Swiss air: architects SeARCH re-imagine the traditional chalet

Swiss air: architects SeARCH re-imagine the traditional chalet

When a Dutch entrepreneur, hobby pianist and racing driver bought their dream plot in Anzère, in the Swiss Alps, it came with an existing structure; an old chalet in need of renovation. 

They called upon Amsterdam based architecture practice SeARCH to help them update the structure and bring it to the 21st century. Both the look and the ’cluttered layout’ needed adjustments, recall the architects. 

The team reimagined the chalet interior, adjusting it further to the sloped hillside site. Chalets originate from the Swiss chahtelèt’ building typology – essentially the humble shepherd’s hut.

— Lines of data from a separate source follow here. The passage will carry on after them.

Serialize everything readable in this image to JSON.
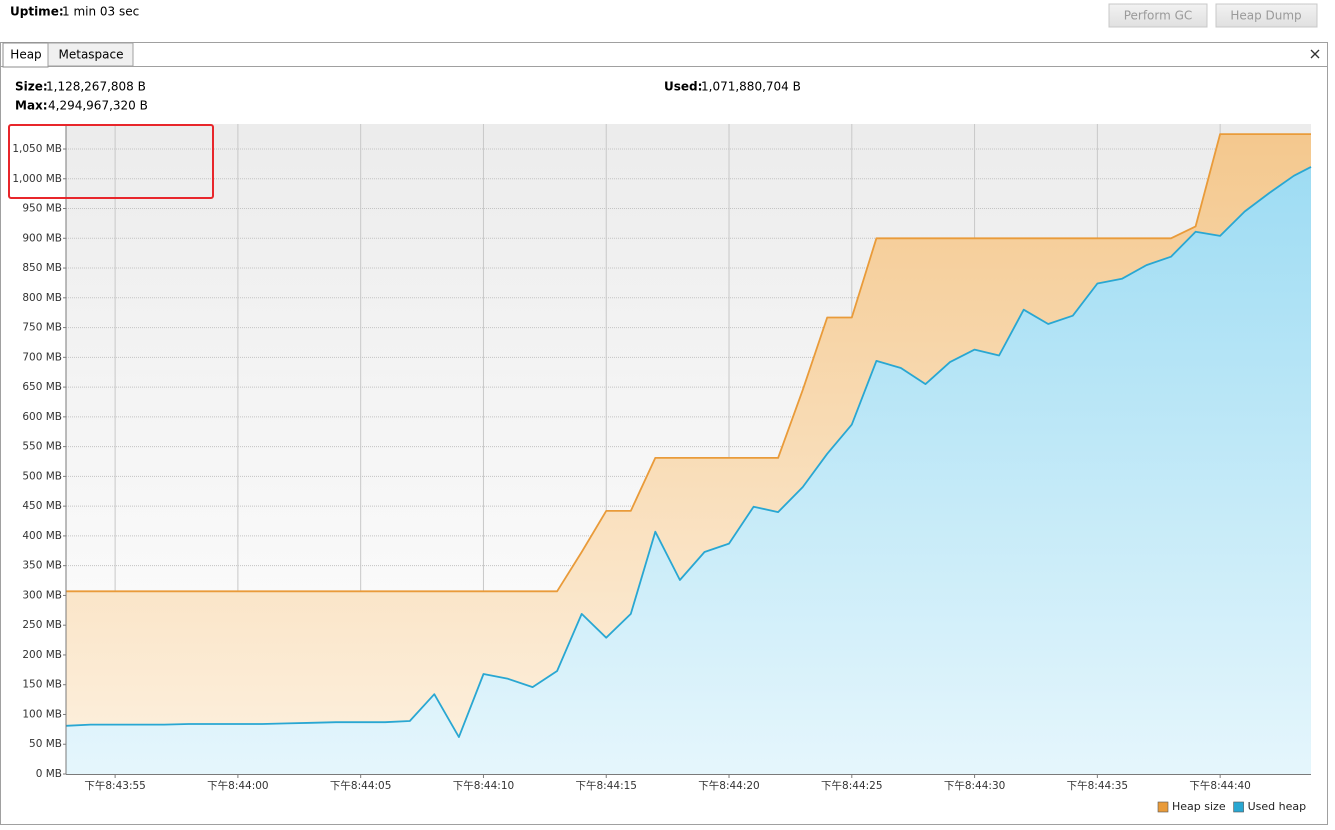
{
  "header": {
    "uptime_label": "Uptime:",
    "uptime": "1 min 03 sec",
    "buttons": [
      "Perform GC",
      "Heap Dump"
    ]
  },
  "tabs": [
    "Heap",
    "Metaspace"
  ],
  "stats": [
    {
      "label": "Size:",
      "value": "1,128,267,808 B"
    },
    {
      "label": "Max:",
      "value": "4,294,967,320 B"
    },
    {
      "label": "Used:",
      "value": "1,071,880,704 B"
    }
  ],
  "chart_data": {
    "type": "area",
    "x": [
      53,
      54,
      55,
      56,
      57,
      58,
      59,
      60,
      61,
      62,
      63,
      64,
      65,
      66,
      67,
      68,
      69,
      70,
      71,
      72,
      73,
      74,
      75,
      76,
      77,
      78,
      79,
      80,
      81,
      82,
      83,
      84,
      85,
      86,
      87,
      88,
      89,
      90,
      91,
      92,
      93,
      94,
      95,
      96,
      97,
      98,
      99,
      100,
      101,
      102,
      103,
      103.7
    ],
    "series": [
      {
        "name": "Heap size",
        "color": "#e99b3a",
        "values": [
          307,
          307,
          307,
          307,
          307,
          307,
          307,
          307,
          307,
          307,
          307,
          307,
          307,
          307,
          307,
          307,
          307,
          307,
          307,
          307,
          307,
          373,
          442,
          442,
          531,
          531,
          531,
          531,
          531,
          531,
          645,
          767,
          767,
          900,
          900,
          900,
          900,
          900,
          900,
          900,
          900,
          900,
          900,
          900,
          900,
          900,
          920,
          1075,
          1075,
          1075,
          1075,
          1075
        ]
      },
      {
        "name": "Used heap",
        "color": "#29a7d2",
        "values": [
          81,
          83,
          83,
          83,
          83,
          84,
          84,
          84,
          84,
          85,
          86,
          87,
          87,
          87,
          89,
          134,
          62,
          168,
          160,
          146,
          173,
          269,
          229,
          269,
          407,
          326,
          373,
          387,
          449,
          440,
          482,
          538,
          587,
          694,
          682,
          655,
          692,
          713,
          703,
          780,
          756,
          770,
          824,
          832,
          855,
          869,
          911,
          904,
          945,
          976,
          1005,
          1020
        ]
      }
    ],
    "xlim": [
      53,
      103.7
    ],
    "xticks": [
      {
        "value": 55,
        "label": "下午8:43:55"
      },
      {
        "value": 60,
        "label": "下午8:44:00"
      },
      {
        "value": 65,
        "label": "下午8:44:05"
      },
      {
        "value": 70,
        "label": "下午8:44:10"
      },
      {
        "value": 75,
        "label": "下午8:44:15"
      },
      {
        "value": 80,
        "label": "下午8:44:20"
      },
      {
        "value": 85,
        "label": "下午8:44:25"
      },
      {
        "value": 90,
        "label": "下午8:44:30"
      },
      {
        "value": 95,
        "label": "下午8:44:35"
      },
      {
        "value": 100,
        "label": "下午8:44:40"
      }
    ],
    "ylim": [
      0,
      1092
    ],
    "yticks": [
      {
        "value": 0,
        "label": "0 MB"
      },
      {
        "value": 50,
        "label": "50 MB"
      },
      {
        "value": 100,
        "label": "100 MB"
      },
      {
        "value": 150,
        "label": "150 MB"
      },
      {
        "value": 200,
        "label": "200 MB"
      },
      {
        "value": 250,
        "label": "250 MB"
      },
      {
        "value": 300,
        "label": "300 MB"
      },
      {
        "value": 350,
        "label": "350 MB"
      },
      {
        "value": 400,
        "label": "400 MB"
      },
      {
        "value": 450,
        "label": "450 MB"
      },
      {
        "value": 500,
        "label": "500 MB"
      },
      {
        "value": 550,
        "label": "550 MB"
      },
      {
        "value": 600,
        "label": "600 MB"
      },
      {
        "value": 650,
        "label": "650 MB"
      },
      {
        "value": 700,
        "label": "700 MB"
      },
      {
        "value": 750,
        "label": "750 MB"
      },
      {
        "value": 800,
        "label": "800 MB"
      },
      {
        "value": 850,
        "label": "850 MB"
      },
      {
        "value": 900,
        "label": "900 MB"
      },
      {
        "value": 950,
        "label": "950 MB"
      },
      {
        "value": 1000,
        "label": "1,000 MB"
      },
      {
        "value": 1050,
        "label": "1,050 MB"
      }
    ],
    "grid": true,
    "legend": "bottom-right"
  }
}
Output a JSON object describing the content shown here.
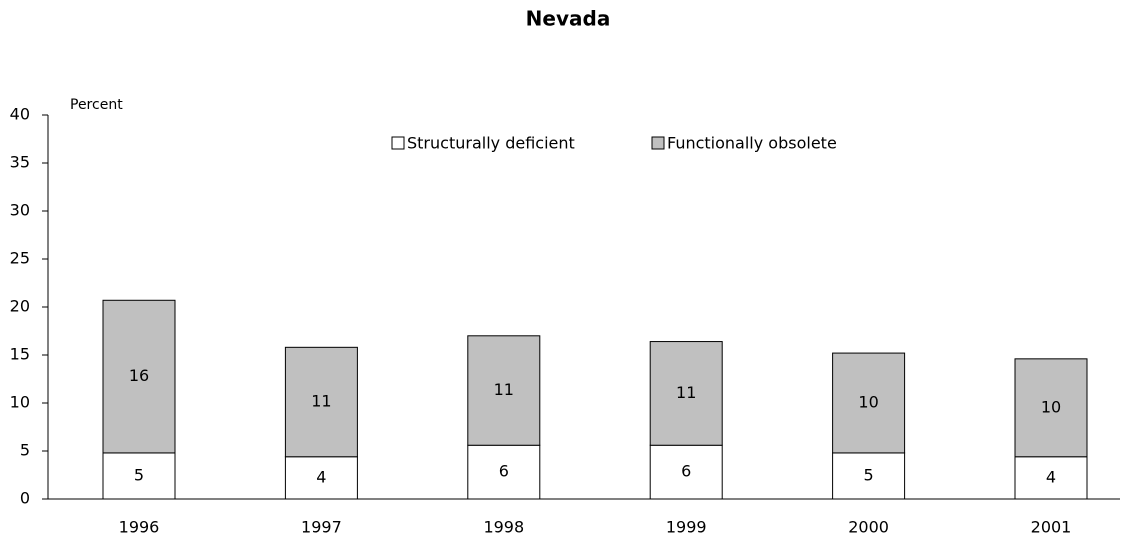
{
  "chart_data": {
    "type": "stacked_bar",
    "title": "Nevada",
    "y_label": "Percent",
    "categories": [
      "1996",
      "1997",
      "1998",
      "1999",
      "2000",
      "2001"
    ],
    "series": [
      {
        "name": "Structurally deficient",
        "color": "#ffffff",
        "values": [
          4.8,
          4.4,
          5.6,
          5.6,
          4.8,
          4.4
        ],
        "value_labels": [
          "5",
          "4",
          "6",
          "6",
          "5",
          "4"
        ]
      },
      {
        "name": "Functionally obsolete",
        "color": "#c0c0c0",
        "values": [
          15.9,
          11.4,
          11.4,
          10.8,
          10.4,
          10.2
        ],
        "value_labels": [
          "16",
          "11",
          "11",
          "11",
          "10",
          "10"
        ]
      }
    ],
    "ylim": [
      0,
      40
    ],
    "yticks": [
      0,
      5,
      10,
      15,
      20,
      25,
      30,
      35,
      40
    ],
    "grid": false,
    "legend": "top"
  }
}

It has traditionally been done in solid wood, ’with shutters and a gable roof, resting on a stone foundation’, explain the architects. 

With Switzerland’s rapid tourism growth of recent decades, the local chalet started growing in size, featuring multi-gabled roofs and luxury versions of the original type. Many of the structures that are more faithful to the traditional model are larger farmhouses, used mostly during the summertime. This is what SeARCH aimed for with their clever renovation. 

’We were inspired by the impressive Grand Chalet Balthus in Rossinière,’ they say, ’with large roof overhangs, the 500 sq m program is designed within one clear volume.’ 

In order to facilitate parking, they moved the garage from the back of the house to the front, giving it better access to the street. This is the owner’s most frequent point of arrival, so from there an elevator carved into the mountain leads up to the house’s three main levels. 

The first floor houses a guest room, while the main living areas are nestled in the middle floor, looking out towards the striking mountain views. The owner’s sleeping quarters are on the top floor, snuggled under the pitched roof. All levels have access to terraces and protected outside space, framing the breathtaking views over the Dent Blanche Massif, Dent Blanche, Dufourspitze and Weisshorn peaks.